Casque d'Officier de Dragons modèle 1845

Afin de remplacer les modèles vieillissants 1825/30, un nouveau modèle est essayé dès 1844, en faible quantité.

Sur le modèle de troupe et sur le modèle d'officier, la peau de fauve (de la vache marine teintée) remplace le bandeau métallique à la grenade adopté en 1825. Ce modèle à bandeau de peau n'est pas sans rappeler les fastes de la Cavalerie du 1er Empire. A ce titre, il conquiert vite l'enthousiasme de la troupe et des cadres dont le modèle 1825/30 ne donnait guère satisfaction, en particulier par son centre de gravité placé en hauteur et en arrière, ce qui ne manquait pas de déséquilibrer l'ensemble sur la tête du cavalier.


Un an plus tard, en 1845, ce nouveau modèle de 1844 connaît quelques modifications pour parvenir à son dessin final: aussi, afin d'amoindrir encore la question de l'équilibre, les proportions de la bombe sont quelque peu revues à la baisse quant à sa hauteur. Les jugulaires en "huit" striées, comme sur le modèle présenté, sont remplacées par des modèles en forme de maille d'anneaux.

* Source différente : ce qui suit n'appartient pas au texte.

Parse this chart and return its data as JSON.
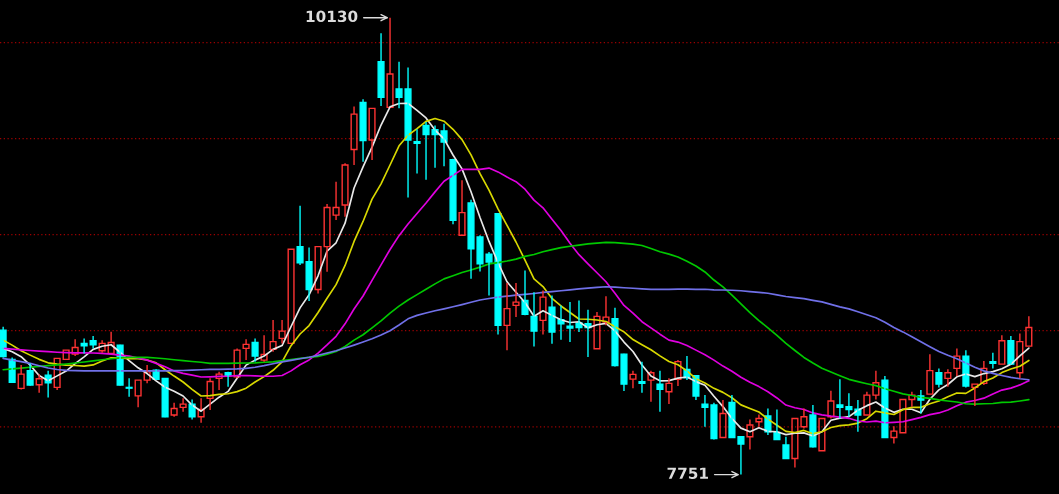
{
  "chart_data": {
    "type": "candlestick",
    "categories": [
      null,
      null,
      null,
      null,
      null,
      null,
      null,
      null,
      null,
      null,
      null,
      null,
      null,
      null,
      null,
      null,
      null,
      null,
      null,
      null,
      null,
      null,
      null,
      null,
      null,
      null,
      null,
      null,
      null,
      null,
      null,
      null,
      null,
      null,
      null,
      null,
      null,
      null,
      null,
      null,
      null,
      null,
      null,
      null,
      null,
      null,
      null,
      null,
      null,
      null,
      null,
      null,
      null,
      null,
      null,
      null,
      null,
      null,
      null,
      null,
      null,
      null,
      null,
      null,
      null,
      null,
      null,
      null,
      null,
      null,
      null,
      null,
      null,
      null,
      null,
      null,
      null,
      null,
      null,
      null,
      null,
      null,
      null,
      null,
      null,
      null,
      null,
      null,
      null,
      null,
      null,
      null,
      null,
      null,
      null,
      null,
      null,
      null,
      null,
      null,
      null,
      null,
      null,
      null,
      null,
      null,
      null,
      null,
      null,
      null,
      null,
      null,
      null,
      null,
      null
    ],
    "ohlc": [
      [
        8503,
        8521,
        8360,
        8365
      ],
      [
        8351,
        8361,
        8228,
        8231
      ],
      [
        8200,
        8321,
        8194,
        8274
      ],
      [
        8292,
        8330,
        8214,
        8217
      ],
      [
        8219,
        8274,
        8177,
        8250
      ],
      [
        8269,
        8292,
        8153,
        8229
      ],
      [
        8205,
        8356,
        8191,
        8356
      ],
      [
        8351,
        8399,
        8351,
        8399
      ],
      [
        8378,
        8455,
        8368,
        8413
      ],
      [
        8434,
        8460,
        8382,
        8422
      ],
      [
        8448,
        8472,
        8408,
        8427
      ],
      [
        8396,
        8451,
        8385,
        8434
      ],
      [
        8382,
        8495,
        8382,
        8439
      ],
      [
        8425,
        8427,
        8215,
        8217
      ],
      [
        8205,
        8252,
        8156,
        8201
      ],
      [
        8161,
        8243,
        8101,
        8243
      ],
      [
        8243,
        8321,
        8226,
        8286
      ],
      [
        8295,
        8299,
        8243,
        8247
      ],
      [
        8252,
        8254,
        8050,
        8052
      ],
      [
        8061,
        8125,
        8052,
        8095
      ],
      [
        8101,
        8148,
        8078,
        8118
      ],
      [
        8118,
        8142,
        8038,
        8052
      ],
      [
        8052,
        8148,
        8021,
        8090
      ],
      [
        8148,
        8252,
        8087,
        8236
      ],
      [
        8252,
        8286,
        8191,
        8274
      ],
      [
        8281,
        8286,
        8208,
        8267
      ],
      [
        8260,
        8408,
        8252,
        8399
      ],
      [
        8408,
        8455,
        8347,
        8429
      ],
      [
        8439,
        8460,
        8339,
        8368
      ],
      [
        8347,
        8477,
        8339,
        8377
      ],
      [
        8403,
        8556,
        8391,
        8443
      ],
      [
        8460,
        8556,
        8434,
        8498
      ],
      [
        8434,
        8924,
        8434,
        8924
      ],
      [
        8938,
        9151,
        8842,
        8854
      ],
      [
        8859,
        8934,
        8655,
        8715
      ],
      [
        8715,
        8938,
        8694,
        8938
      ],
      [
        8938,
        9160,
        8807,
        9142
      ],
      [
        9102,
        9276,
        9076,
        9142
      ],
      [
        9155,
        9372,
        9094,
        9363
      ],
      [
        9444,
        9667,
        9363,
        9628
      ],
      [
        9689,
        9705,
        9380,
        9490
      ],
      [
        9493,
        9658,
        9389,
        9658
      ],
      [
        9901,
        10049,
        9670,
        9715
      ],
      [
        9663,
        10130,
        9663,
        9837
      ],
      [
        9759,
        9901,
        9658,
        9715
      ],
      [
        9759,
        9870,
        9194,
        9493
      ],
      [
        9484,
        9549,
        9319,
        9476
      ],
      [
        9569,
        9587,
        9286,
        9521
      ],
      [
        9547,
        9569,
        9349,
        9521
      ],
      [
        9540,
        9578,
        9356,
        9483
      ],
      [
        9391,
        9396,
        9054,
        9075
      ],
      [
        8997,
        9283,
        8997,
        9115
      ],
      [
        9165,
        9182,
        8771,
        8927
      ],
      [
        8988,
        8997,
        8809,
        8849
      ],
      [
        8898,
        8910,
        8684,
        8858
      ],
      [
        9109,
        9113,
        8481,
        8528
      ],
      [
        8528,
        8748,
        8398,
        8615
      ],
      [
        8632,
        8748,
        8571,
        8649
      ],
      [
        8658,
        8814,
        8580,
        8585
      ],
      [
        8575,
        8701,
        8418,
        8498
      ],
      [
        8554,
        8710,
        8481,
        8675
      ],
      [
        8623,
        8684,
        8432,
        8493
      ],
      [
        8557,
        8632,
        8453,
        8536
      ],
      [
        8523,
        8649,
        8441,
        8514
      ],
      [
        8540,
        8658,
        8493,
        8516
      ],
      [
        8536,
        8609,
        8363,
        8516
      ],
      [
        8406,
        8597,
        8406,
        8575
      ],
      [
        8545,
        8679,
        8528,
        8571
      ],
      [
        8563,
        8620,
        8314,
        8319
      ],
      [
        8378,
        8380,
        8186,
        8222
      ],
      [
        8248,
        8292,
        8200,
        8273
      ],
      [
        8234,
        8339,
        8177,
        8226
      ],
      [
        8243,
        8292,
        8130,
        8281
      ],
      [
        8221,
        8292,
        8078,
        8195
      ],
      [
        8182,
        8252,
        8118,
        8226
      ],
      [
        8247,
        8347,
        8212,
        8339
      ],
      [
        8299,
        8368,
        8243,
        8255
      ],
      [
        8266,
        8269,
        8139,
        8160
      ],
      [
        8118,
        8165,
        8000,
        8101
      ],
      [
        8113,
        8125,
        7934,
        7939
      ],
      [
        7944,
        8139,
        7944,
        8069
      ],
      [
        8127,
        8165,
        7941,
        7944
      ],
      [
        7948,
        7951,
        7751,
        7910
      ],
      [
        7948,
        8038,
        7882,
        8009
      ],
      [
        8026,
        8064,
        8000,
        8043
      ],
      [
        8056,
        8095,
        7957,
        7974
      ],
      [
        7970,
        8090,
        7931,
        7934
      ],
      [
        7905,
        7948,
        7832,
        7835
      ],
      [
        7835,
        8043,
        7788,
        8043
      ],
      [
        8000,
        8095,
        7991,
        8052
      ],
      [
        8061,
        8113,
        7892,
        7896
      ],
      [
        7875,
        8043,
        7875,
        8043
      ],
      [
        8052,
        8188,
        8043,
        8134
      ],
      [
        8113,
        8247,
        8043,
        8101
      ],
      [
        8104,
        8174,
        8052,
        8090
      ],
      [
        8092,
        8139,
        7974,
        8061
      ],
      [
        8061,
        8182,
        8061,
        8165
      ],
      [
        8165,
        8292,
        8142,
        8229
      ],
      [
        8243,
        8264,
        7941,
        7944
      ],
      [
        7944,
        8003,
        7913,
        7977
      ],
      [
        7969,
        8142,
        7969,
        8142
      ],
      [
        8142,
        8182,
        8104,
        8165
      ],
      [
        8161,
        8191,
        8069,
        8139
      ],
      [
        8170,
        8378,
        8170,
        8292
      ],
      [
        8281,
        8304,
        8205,
        8222
      ],
      [
        8252,
        8299,
        8208,
        8281
      ],
      [
        8304,
        8408,
        8264,
        8368
      ],
      [
        8368,
        8399,
        8205,
        8212
      ],
      [
        8205,
        8222,
        8108,
        8222
      ],
      [
        8226,
        8342,
        8217,
        8304
      ],
      [
        8339,
        8385,
        8304,
        8330
      ],
      [
        8326,
        8477,
        8326,
        8448
      ],
      [
        8448,
        8472,
        8323,
        8326
      ],
      [
        8281,
        8486,
        8252,
        8443
      ],
      [
        8420,
        8576,
        8420,
        8517
      ]
    ],
    "colors": [
      "#00ffff",
      "#00ffff",
      "#ff3333",
      "#00ffff",
      "#ff3333",
      "#00ffff",
      "#ff3333",
      "#ff3333",
      "#ff3333",
      "#00ffff",
      "#00ffff",
      "#ff3333",
      "#ff3333",
      "#00ffff",
      "#00ffff",
      "#ff3333",
      "#ff3333",
      "#00ffff",
      "#00ffff",
      "#ff3333",
      "#ff3333",
      "#00ffff",
      "#ff3333",
      "#ff3333",
      "#ff3333",
      "#00ffff",
      "#ff3333",
      "#ff3333",
      "#00ffff",
      "#ff3333",
      "#ff3333",
      "#ff3333",
      "#ff3333",
      "#00ffff",
      "#00ffff",
      "#ff3333",
      "#ff3333",
      "#ff3333",
      "#ff3333",
      "#ff3333",
      "#00ffff",
      "#ff3333",
      "#00ffff",
      "#ff3333",
      "#00ffff",
      "#00ffff",
      "#00ffff",
      "#00ffff",
      "#00ffff",
      "#00ffff",
      "#00ffff",
      "#ff3333",
      "#00ffff",
      "#00ffff",
      "#00ffff",
      "#00ffff",
      "#ff3333",
      "#ff3333",
      "#00ffff",
      "#00ffff",
      "#ff3333",
      "#00ffff",
      "#00ffff",
      "#00ffff",
      "#00ffff",
      "#00ffff",
      "#ff3333",
      "#ff3333",
      "#00ffff",
      "#00ffff",
      "#ff3333",
      "#00ffff",
      "#ff3333",
      "#00ffff",
      "#ff3333",
      "#ff3333",
      "#00ffff",
      "#00ffff",
      "#00ffff",
      "#00ffff",
      "#ff3333",
      "#00ffff",
      "#00ffff",
      "#ff3333",
      "#ff3333",
      "#00ffff",
      "#00ffff",
      "#00ffff",
      "#ff3333",
      "#ff3333",
      "#00ffff",
      "#ff3333",
      "#ff3333",
      "#00ffff",
      "#00ffff",
      "#00ffff",
      "#ff3333",
      "#ff3333",
      "#00ffff",
      "#ff3333",
      "#ff3333",
      "#ff3333",
      "#00ffff",
      "#ff3333",
      "#00ffff",
      "#ff3333",
      "#ff3333",
      "#00ffff",
      "#ff3333",
      "#ff3333",
      "#00ffff",
      "#ff3333",
      "#00ffff",
      "#ff3333",
      "#ff3333"
    ],
    "series": [
      {
        "type": "line",
        "color": "#e8e8e8",
        "values": [
          8408,
          8391,
          8365,
          8321,
          8267,
          8240,
          8265,
          8290,
          8329,
          8364,
          8403,
          8419,
          8427,
          8388,
          8344,
          8307,
          8277,
          8239,
          8206,
          8185,
          8160,
          8113,
          8081,
          8118,
          8154,
          8184,
          8253,
          8321,
          8347,
          8368,
          8403,
          8423,
          8522,
          8619,
          8687,
          8786,
          8915,
          8958,
          9060,
          9243,
          9353,
          9456,
          9571,
          9666,
          9683,
          9684,
          9647,
          9608,
          9545,
          9499,
          9415,
          9343,
          9224,
          9090,
          8965,
          8855,
          8755,
          8700,
          8647,
          8575,
          8604,
          8580,
          8557,
          8543,
          8547,
          8515,
          8531,
          8538,
          8499,
          8441,
          8392,
          8322,
          8264,
          8239,
          8240,
          8253,
          8259,
          8235,
          8216,
          8159,
          8105,
          8043,
          7993,
          7974,
          7995,
          7976,
          7974,
          7959,
          7966,
          7968,
          7952,
          7974,
          8034,
          8045,
          8053,
          8086,
          8110,
          8129,
          8098,
          8075,
          8091,
          8091,
          8073,
          8143,
          8192,
          8220,
          8260,
          8275,
          8261,
          8277,
          8287,
          8302,
          8325,
          8369,
          8410
        ]
      },
      {
        "type": "line",
        "color": "#d8d800",
        "values": [
          8451,
          8425,
          8396,
          8373,
          8351,
          8333,
          8326,
          8321,
          8319,
          8316,
          8322,
          8342,
          8359,
          8359,
          8354,
          8355,
          8348,
          8333,
          8297,
          8264,
          8233,
          8195,
          8160,
          8162,
          8169,
          8172,
          8183,
          8201,
          8233,
          8261,
          8294,
          8338,
          8422,
          8483,
          8527,
          8595,
          8669,
          8740,
          8840,
          8965,
          9069,
          9185,
          9265,
          9363,
          9463,
          9518,
          9552,
          9590,
          9605,
          9591,
          9549,
          9495,
          9416,
          9318,
          9232,
          9135,
          9049,
          8962,
          8868,
          8770,
          8730,
          8668,
          8629,
          8595,
          8561,
          8560,
          8556,
          8548,
          8521,
          8494,
          8454,
          8427,
          8401,
          8369,
          8340,
          8323,
          8291,
          8250,
          8228,
          8200,
          8179,
          8151,
          8114,
          8095,
          8077,
          8040,
          8008,
          7976,
          7970,
          7981,
          7964,
          7974,
          7996,
          8006,
          8010,
          8019,
          8042,
          8081,
          8072,
          8064,
          8089,
          8101,
          8101,
          8120,
          8134,
          8156,
          8176,
          8174,
          8202,
          8235,
          8254,
          8282,
          8301,
          8315,
          8345
        ]
      },
      {
        "type": "line",
        "color": "#e000e0",
        "values": [
          8408,
          8404,
          8400,
          8397,
          8394,
          8391,
          8388,
          8386,
          8385,
          8385,
          8384,
          8382,
          8378,
          8373,
          8368,
          8358,
          8347,
          8330,
          8312,
          8290,
          8278,
          8269,
          8259,
          8260,
          8262,
          8263,
          8266,
          8267,
          8265,
          8263,
          8263,
          8267,
          8291,
          8323,
          8348,
          8383,
          8426,
          8471,
          8536,
          8613,
          8681,
          8762,
          8843,
          8923,
          8995,
          9056,
          9110,
          9165,
          9223,
          9278,
          9309,
          9340,
          9340,
          9340,
          9347,
          9327,
          9300,
          9276,
          9237,
          9180,
          9140,
          9081,
          9022,
          8956,
          8896,
          8848,
          8802,
          8755,
          8695,
          8632,
          8592,
          8547,
          8515,
          8482,
          8451,
          8441,
          8423,
          8399,
          8375,
          8347,
          8316,
          8289,
          8258,
          8232,
          8209,
          8182,
          8150,
          8113,
          8099,
          8090,
          8072,
          8062,
          8055,
          8050,
          8044,
          8030,
          8025,
          8029,
          8021,
          8023,
          8026,
          8037,
          8049,
          8063,
          8072,
          8087,
          8109,
          8128,
          8137,
          8149,
          8171,
          8191,
          8201,
          8218,
          8239
        ]
      },
      {
        "type": "line",
        "color": "#00c800",
        "values": [
          8297,
          8301,
          8305,
          8310,
          8314,
          8318,
          8322,
          8327,
          8332,
          8337,
          8343,
          8349,
          8354,
          8359,
          8361,
          8362,
          8361,
          8358,
          8354,
          8349,
          8344,
          8340,
          8336,
          8330,
          8330,
          8330,
          8331,
          8332,
          8333,
          8336,
          8338,
          8345,
          8350,
          8356,
          8361,
          8366,
          8378,
          8392,
          8418,
          8451,
          8479,
          8515,
          8551,
          8592,
          8628,
          8660,
          8688,
          8716,
          8744,
          8770,
          8786,
          8803,
          8816,
          8831,
          8848,
          8855,
          8863,
          8873,
          8887,
          8897,
          8911,
          8922,
          8933,
          8940,
          8946,
          8952,
          8956,
          8960,
          8959,
          8955,
          8951,
          8944,
          8928,
          8911,
          8899,
          8884,
          8862,
          8837,
          8806,
          8764,
          8728,
          8685,
          8640,
          8594,
          8553,
          8515,
          8476,
          8434,
          8397,
          8361,
          8332,
          8305,
          8285,
          8266,
          8247,
          8235,
          8224,
          8214,
          8198,
          8185,
          8171,
          8163,
          8153,
          8148,
          8140,
          8134,
          8129,
          8120,
          8118,
          8120,
          8121,
          8127,
          8128,
          8134,
          8141
        ]
      },
      {
        "type": "line",
        "color": "#7070e8",
        "values": [
          8356,
          8347,
          8339,
          8330,
          8318,
          8306,
          8298,
          8294,
          8292,
          8291,
          8291,
          8291,
          8291,
          8291,
          8291,
          8291,
          8291,
          8291,
          8291,
          8292,
          8293,
          8295,
          8297,
          8299,
          8299,
          8300,
          8301,
          8304,
          8310,
          8318,
          8328,
          8338,
          8346,
          8354,
          8362,
          8372,
          8384,
          8396,
          8410,
          8425,
          8441,
          8458,
          8478,
          8500,
          8530,
          8562,
          8580,
          8592,
          8604,
          8614,
          8625,
          8636,
          8648,
          8660,
          8668,
          8675,
          8680,
          8685,
          8689,
          8694,
          8700,
          8704,
          8708,
          8713,
          8718,
          8722,
          8726,
          8729,
          8727,
          8724,
          8721,
          8718,
          8715,
          8715,
          8715,
          8717,
          8717,
          8715,
          8716,
          8713,
          8712,
          8711,
          8708,
          8704,
          8700,
          8695,
          8687,
          8678,
          8672,
          8667,
          8658,
          8650,
          8637,
          8624,
          8614,
          8599,
          8583,
          8568,
          8544,
          8517,
          8494,
          8469,
          8443,
          8417,
          8392,
          8372,
          8354,
          8332,
          8310,
          8291,
          8278,
          8267,
          8257,
          8250,
          8245
        ]
      }
    ],
    "ref_lines": [
      {
        "axis": "y",
        "value": 10000,
        "color": "#9a0000",
        "line_style": "dotted"
      },
      {
        "axis": "y",
        "value": 9500,
        "color": "#9a0000",
        "line_style": "dotted"
      },
      {
        "axis": "y",
        "value": 9000,
        "color": "#9a0000",
        "line_style": "dotted"
      },
      {
        "axis": "y",
        "value": 8500,
        "color": "#9a0000",
        "line_style": "dotted"
      },
      {
        "axis": "y",
        "value": 8000,
        "color": "#9a0000",
        "line_style": "dotted"
      }
    ],
    "annotations": [
      "10130",
      "7751"
    ]
  }
}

Cette dernière modification, sera, dans les faits, et en particulier chez les officiers, peu suivie.

Si l'ancien modèle 1825/30 perdure toutefois jusque dans les années 1850 (il est encore usé lors de la Guerre de Crimée), les modèles - très proches - de 1844 et en particulier de 1845 restent en service jusqu'au début des années 1870, bien que leur nombre diminue à mesure qu'un nouveau modèle, le 1858, aux proportions encore réduites, s'impose à son tour avant de disparaître à l'aube des années 1880, supplanté par le modèle 1872/74.

Le modèle présenté est en parfait état et d'une facture luxueuse: tout y est doré (cimier, bombe, jugulaires); le bandeau est en véritable fauve (bien loin des standards actuels quant au soucis des animaux...). L'intérieur est doré au petit fer.